When I was younger, I used to wish I looked more pale and ghostly.
Now I don't want to become a ghost - I'm scared of falling asleep -
of falling into dreams - of falling down falling down falling down...
1. My grandpa called me. I didn’t hear anyone on the phone at first, but part of me knew it was him, even though he never calls me. Then he started to speak in a soft and powerless voice, telling me that he was dying.
2. My ex-husband and I got together. We seemed to be getting along well, feeling good about each other, and having a fun and enjoyable time together. We started kissing. Almost as soon as we lay on the bed together, he turned too strong, purposely trying to overpower me. He told me that he was going to crush me, make me bleed inside, and slowly but surely kill me.
3. Usually, when I decide to make myself wake up, it is easy. This time, I couldn’t do it. I felt like I was jerking around and screaming, “oh my god oh my god oh my god”!. I was trying to scream, but felt like it was barely emerging as a tiny whisper. I was trying to scream loud enough so that someone else would hear me and then help me wake up. At some point, my brain realized that I was by myself; there was nobody here to help me.
4. I finally managed to wake myself up, even though I still felt uncertain for a while as to whether or not I was really awake. I was laying still feeling scared; the insides of my body were making weird little clicking sounds. Even when I realized that I really was awake, my body kept clicking. I thought about how my insides have been feeling odd on and off for over a week now; not painful, but uncomfortable in an unusual way that I am not sure how to describe. Bodily clicking sounds? Moving my neck down and making my stomach and legs tingle? What the heck? (After my bad dream, I was lying there in bed, feeling scared, and thinking, “Please don’t let me have another stroke. Please don’t let me have another seizure. Please don’t let me be on the brink of dying.”)
Side note 1: Could this bad dream and my bodily tremors have been partially caused by watching horror movies - thinking back upon grandpa watching old-fashioned vampire flicks when I was visiting my grandparents as a little kid – my semi-recent liking of/dancing too much to techno-cheesy music (dancing by myself but often imagining myself dancing in the middle of two gay men; although I’m not trying to refer to my gay men dancing here, so much as my little head jerkings)?
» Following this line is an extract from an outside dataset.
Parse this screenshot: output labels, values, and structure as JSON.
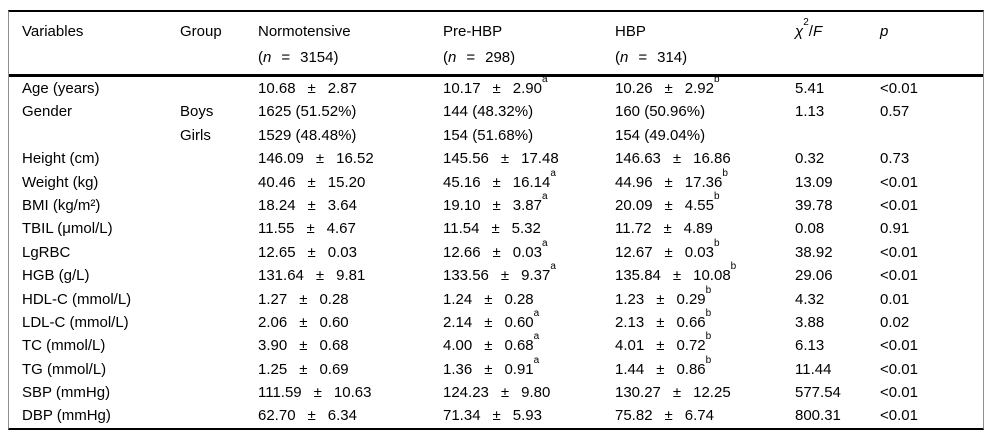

Side note 2: My mom has repeatedly suggested I watch too many horror movies and maybe that’s what causes my bad dreams, BUT I also had plenty of scary bad dreams when I was a little kid who was not allowed to watch those kinds of movies. Maybe then it was related to my mom telling me too many late night tales that started based on the subject matter of ‘don’t talk to strangers’ and then delved into scary subject matter of people slashing legs, peeling off skin, and stabbing hideous liquids into necks.
At least one good thing about my bad dreams is that they can lead to interesting writings, including poetry.
I can creatively pretend that the strange tingling sensations in my neck/stomach/legs are glimmering glitter.